Even in the case that they do not commute we can find that $e^{f}$ is $\mathscr{C}^1$ with a bit more work. First note that for every $k\geq 1$ we have $$\left\|\sum_{i=1}^{k}\underbrace{f(t)\cdots\left(\frac{df}{dt}(t)\right)\cdots f(t)}_{(d/dt)\text{ is in the ith position}}\right\|\leq\sum_{i=1}^{k}\|f(t)\|^{k-1}\left\|\frac{df}{dt}(t)\right\|=\|f(t)\|^{k-1}\left\|\frac{df}{dt}(t)\right\|.$$ So the series $\sum_{k=1}^{\infty}\frac{1}{k!}\sum_{i=1}^{k}\underbrace{f(t)\cdots\left(\frac{df}{dt}(t)\right)\cdots f(t)}_{(d/dt)\text{ is in the ith position}}$ is absolutely convergent (the norm is bounded above by $\|\frac{df}{dt}(t)\|e^{\|f(t)\|},$ and so since $E$ is a Banach space we see that the series converges. Hence, the limit of the difference quotient exists and $e^{f}$ is differentiable. It just remains to show that $\frac{d}{dt}e^f$ is continuous, and this should follow easily by considering a sequence $t_n\to t$ and a passage of the limit through the series.
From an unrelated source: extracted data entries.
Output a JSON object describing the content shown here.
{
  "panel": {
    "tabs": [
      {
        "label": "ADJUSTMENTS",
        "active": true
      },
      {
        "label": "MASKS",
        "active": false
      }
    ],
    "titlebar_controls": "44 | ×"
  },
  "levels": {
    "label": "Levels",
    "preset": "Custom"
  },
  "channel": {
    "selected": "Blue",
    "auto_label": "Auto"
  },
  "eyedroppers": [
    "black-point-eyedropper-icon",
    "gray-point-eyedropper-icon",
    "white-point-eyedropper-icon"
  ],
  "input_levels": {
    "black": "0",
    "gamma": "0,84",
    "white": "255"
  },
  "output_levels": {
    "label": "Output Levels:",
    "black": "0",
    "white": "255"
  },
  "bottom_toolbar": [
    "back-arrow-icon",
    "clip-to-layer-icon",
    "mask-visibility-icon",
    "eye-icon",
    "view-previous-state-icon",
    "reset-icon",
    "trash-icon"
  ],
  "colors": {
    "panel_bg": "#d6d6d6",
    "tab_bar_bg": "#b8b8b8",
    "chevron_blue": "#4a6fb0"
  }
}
Now let's consider your specific example: fix $A\in\mathscr{C}(\mathbb{R},\mathcal{L}(E))$ and let $f(t)=\int_{0}^{t}A(\tau)~d\tau$. Clearly, $f\in\mathscr{C}^1(\mathbb{R},\mathcal{L}(E))$ with $\frac{df}{dt}(t)=A(t)$. Now we see that $$\left[\frac{df}{dt}(t),f(t)\right]=\left[A(t),\int_{0}^{t}A(\tau)~d\tau\right]=\int_{0}^{t}A(t)A(\tau)~d\tau-\int_{0}^{t}A(\tau)A(t)~d\tau;$$ I'm pretty sure, that this is not necessarily equal to zero (not entirely sure about this though), and so there isn't necessarily a nice formula for the derivative in this case.